Another important learning from the recent consumer research revolved around the issue of price, Juliano explained. While traditionally Supervalu stores may have been a bit higher in price for HBAs than some of its drug store and big-box competitors, for many of its customers, price is not the most critical factor in determining where they want to shop for health and beauty.
“Price is one of the decision points, but price was mentioned just one time out of 60,” Juliano said, referring to a recent panel of 60 Cub Foods shoppers.
Much more important to health and beauty customers are such things as product selection—particularly, in such SKU-intensive categories as hair care. “‘We don’t shop Cub because I use No. 23 L’Oréal ash blonde, and Cub only carries the top six [colors],’” Juliano recalls as a common response from the research.
As a result of the findings, out came the automotive, hardware and other de-emphasized categories in favor of more health and beauty—some 2,300 more SKUs to be precise.
It’s a matter of focus, Mac Naughton determined, a focus on what matters to the customer. “It really is right-sizing the store and also prioritizing,” he said. “As we try to build our core brand competencies, we look at what are the No. 1 and 2 brands and our own brand presence. That [affords] us that opportunity to shrink section sizes, be in-stock and still deliver against our customer preference.”

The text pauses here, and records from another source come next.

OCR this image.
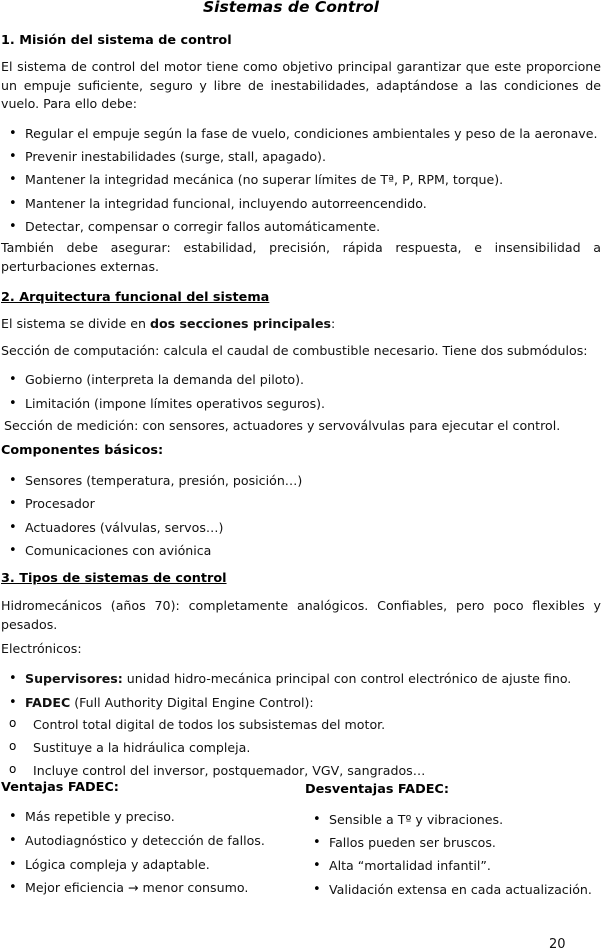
Sistemas de Control
1. Misión del sistema de control
El sistema de control del motor tiene como objetivo principal garantizar que este proporcione un empuje suficiente, seguro y libre de inestabilidades, adaptándose a las condiciones de vuelo. Para ello debe:
• Regular el empuje según la fase de vuelo, condiciones ambientales y peso de la aeronave.
• Prevenir inestabilidades (surge, stall, apagado).
• Mantener la integridad mecánica (no superar límites de Tª, P, RPM, torque).
• Mantener la integridad funcional, incluyendo autorreencendido.
• Detectar, compensar o corregir fallos automáticamente.
También debe asegurar: estabilidad, precisión, rápida respuesta, e insensibilidad a perturbaciones externas.
2. Arquitectura funcional del sistema
El sistema se divide en dos secciones principales:
Sección de computación: calcula el caudal de combustible necesario. Tiene dos submódulos:
• Gobierno (interpreta la demanda del piloto).
• Limitación (impone límites operativos seguros).
Sección de medición: con sensores, actuadores y servoválvulas para ejecutar el control.
Componentes básicos:
• Sensores (temperatura, presión, posición…)
• Procesador
• Actuadores (válvulas, servos…)
• Comunicaciones con aviónica
3. Tipos de sistemas de control
Hidromecánicos (años 70): completamente analógicos. Confiables, pero poco flexibles y pesados.
Electrónicos:
• Supervisores: unidad hidro-mecánica principal con control electrónico de ajuste fino.
• FADEC (Full Authority Digital Engine Control):
o Control total digital de todos los subsistemas del motor.
o Sustituye a la hidráulica compleja.
o Incluye control del inversor, postquemador, VGV, sangrados…
Ventajas FADEC:
• Más repetible y preciso.
• Autodiagnóstico y detección de fallos.
• Lógica compleja y adaptable.
• Mejor eficiencia → menor consumo.
Desventajas FADEC:
• Sensible a Tº y vibraciones.
• Fallos pueden ser bruscos.
• Alta “mortalidad infantil”.
• Validación extensa en cada actualización.
20
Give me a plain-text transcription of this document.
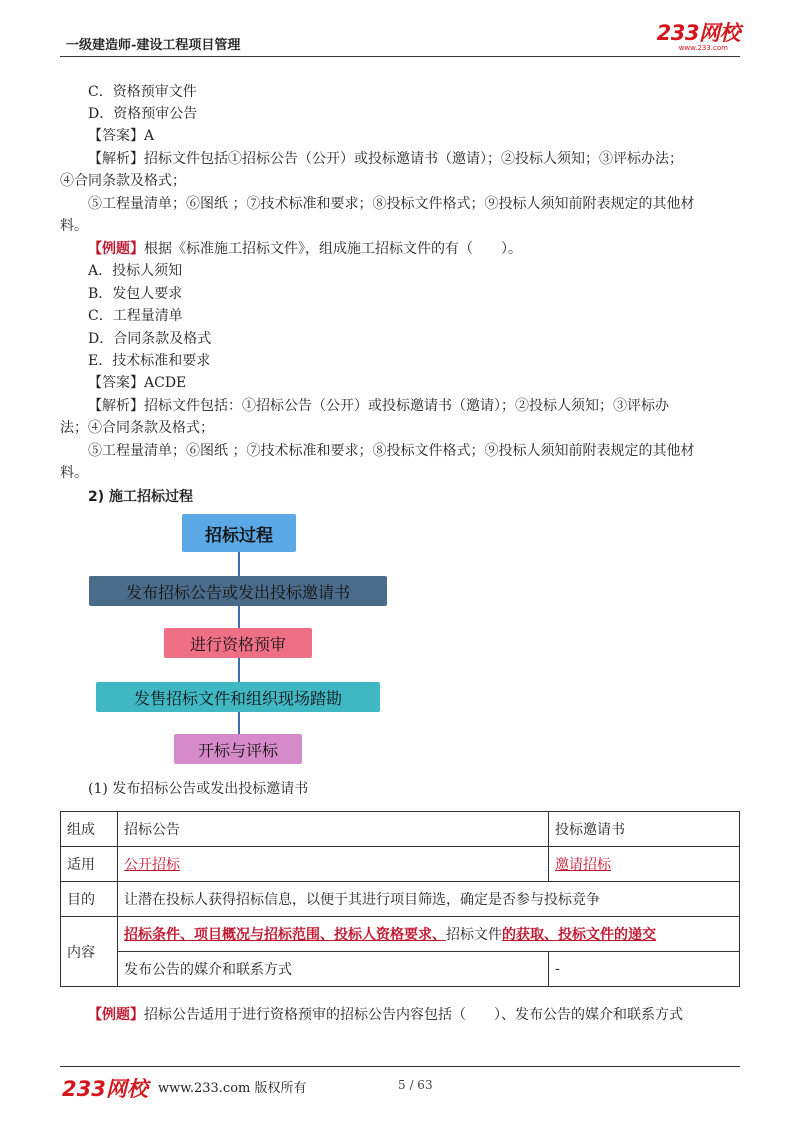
一级建造师-建设工程项目管理
233网校
www.233.com
C．资格预审文件
D．资格预审公告
【答案】A
【解析】招标文件包括①招标公告（公开）或投标邀请书（邀请）；②投标人须知；③评标办法；
④合同条款及格式；
⑤工程量清单；⑥图纸 ；⑦技术标准和要求；⑧投标文件格式；⑨投标人须知前附表规定的其他材
料。
【例题】根据《标准施工招标文件》，组成施工招标文件的有（　　）。
A．投标人须知
B．发包人要求
C．工程量清单
D．合同条款及格式
E．技术标准和要求
【答案】ACDE
【解析】招标文件包括：①招标公告（公开）或投标邀请书（邀请）；②投标人须知；③评标办
法；④合同条款及格式；
⑤工程量清单；⑥图纸 ；⑦技术标准和要求；⑧投标文件格式；⑨投标人须知前附表规定的其他材
料。
2) 施工招标过程
招标过程
发布招标公告或发出投标邀请书
进行资格预审
发售招标文件和组织现场踏勘
开标与评标
(1) 发布招标公告或发出投标邀请书
组成	招标公告	投标邀请书
适用	公开招标	邀请招标
目的	让潜在投标人获得招标信息，以便于其进行项目筛选，确定是否参与投标竞争	
内容	招标条件、项目概况与招标范围、投标人资格要求、招标文件的获取、投标文件的递交	
	发布公告的媒介和联系方式	-
【例题】招标公告适用于进行资格预审的招标公告内容包括（　　）、发布公告的媒介和联系方式
233网校 www.233.com 版权所有	5 / 63
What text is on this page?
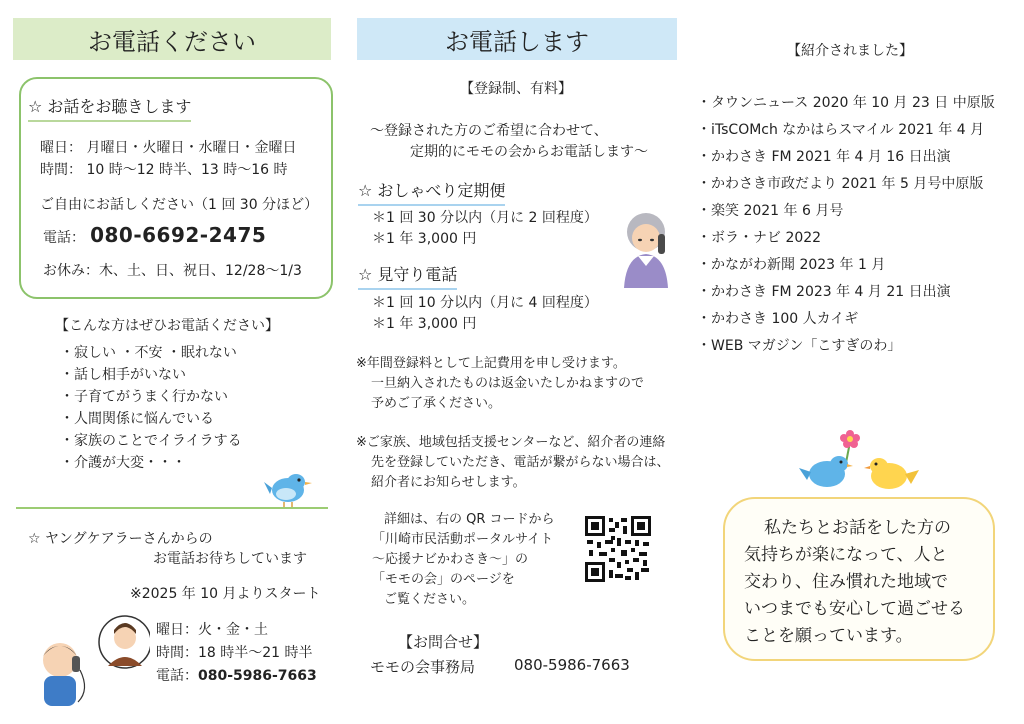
お電話ください
☆ お話をお聴きします
曜日： 月曜日・火曜日・水曜日・金曜日
時間： 10 時～12 時半、13 時～16 時
ご自由にお話しください（1 回 30 分ほど）
電話： 080-6692-2475
お休み：木、土、日、祝日、12/28～1/3
【こんな方はぜひお電話ください】
・寂しい ・不安 ・眠れない
・話し相手がいない
・子育てがうまく行かない
・人間関係に悩んでいる
・家族のことでイライラする
・介護が大変・・・
☆ ヤングケアラーさんからの
お電話お待ちしています
※2025 年 10 月よりスタート
曜日：火・金・土
時間：18 時半～21 時半
電話：080-5986-7663
お電話します
【登録制、有料】
～登録された方のご希望に合わせて、
定期的にモモの会からお電話します～
☆ おしゃべり定期便
＊1 回 30 分以内（月に 2 回程度）
＊1 年 3,000 円
☆ 見守り電話
＊1 回 10 分以内（月に 4 回程度）
＊1 年 3,000 円
※年間登録料として上記費用を申し受けます。
一旦納入されたものは返金いたしかねますので
予めご了承ください。
※ご家族、地域包括支援センターなど、紹介者の連絡
先を登録していただき、電話が繋がらない場合は、
紹介者にお知らせします。
詳細は、右の QR コードから
「川崎市民活動ポータルサイト
～応援ナビかわさき～」の
「モモの会」のページを
ご覧ください。
【お問合せ】
モモの会事務局	080-5986-7663
【紹介されました】
・タウンニュース 2020 年 10 月 23 日 中原版
・iTsCOMch なかはらスマイル 2021 年 4 月
・かわさき FM 2021 年 4 月 16 日出演
・かわさき市政だより 2021 年 5 月号中原版
・楽笑 2021 年 6 月号
・ボラ・ナビ 2022
・かながわ新聞 2023 年 1 月
・かわさき FM 2023 年 4 月 21 日出演
・かわさき 100 人カイギ
・WEB マガジン「こすぎのわ」
私たちとお話をした方の
気持ちが楽になって、人と
交わり、住み慣れた地域で
いつまでも安心して過ごせる
ことを願っています。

And there’s a lot of synergy to be had between health, beauty and food. Heart health, for example, can take a customer from the pharmacy counter to the supplement aisle and, with the right programs in place, even out into the rest of the supermarket in search of heart-healthy meal planning solutions.
“Helping the customer navigate their disease state is a huge opportunity for us,” Mac Naughton said. “We have a task force working on that exact area; how do we actually create way-finding to allow the Supervalu banner, whether it be Jewel-Osco or Albertsons-Sav-on, to really be the customer advocate, the authenticator of what is healthy and what is not?”
It’s a chance to solidify credibility with that health-conscious consumer, who’s been conditioned by the evening news to challenge any company’s product claims as pure marketing speech. “How do we use either labels, price tag colors or subtle messaging to the customer as they shop the stores” to identify appropriate items for people with diabetes or heart-friendly foods.
Supervalu already has some of those programs up and running. A store in Lutherville, Md., just outside Baltimore, operating under the Shoppers Food & Pharmacy banner, will be hosting a walk-through for persons with diabetes with a registered dietician in October.
It may not look exactly the same wherever you go throughout the Supervalu universe. To be sure, Power Drug will have a slightly different look and feel depending on the banner, but the basic recipe—health and beauty—like salt and pepper, plays to all tastes, regional differences aside.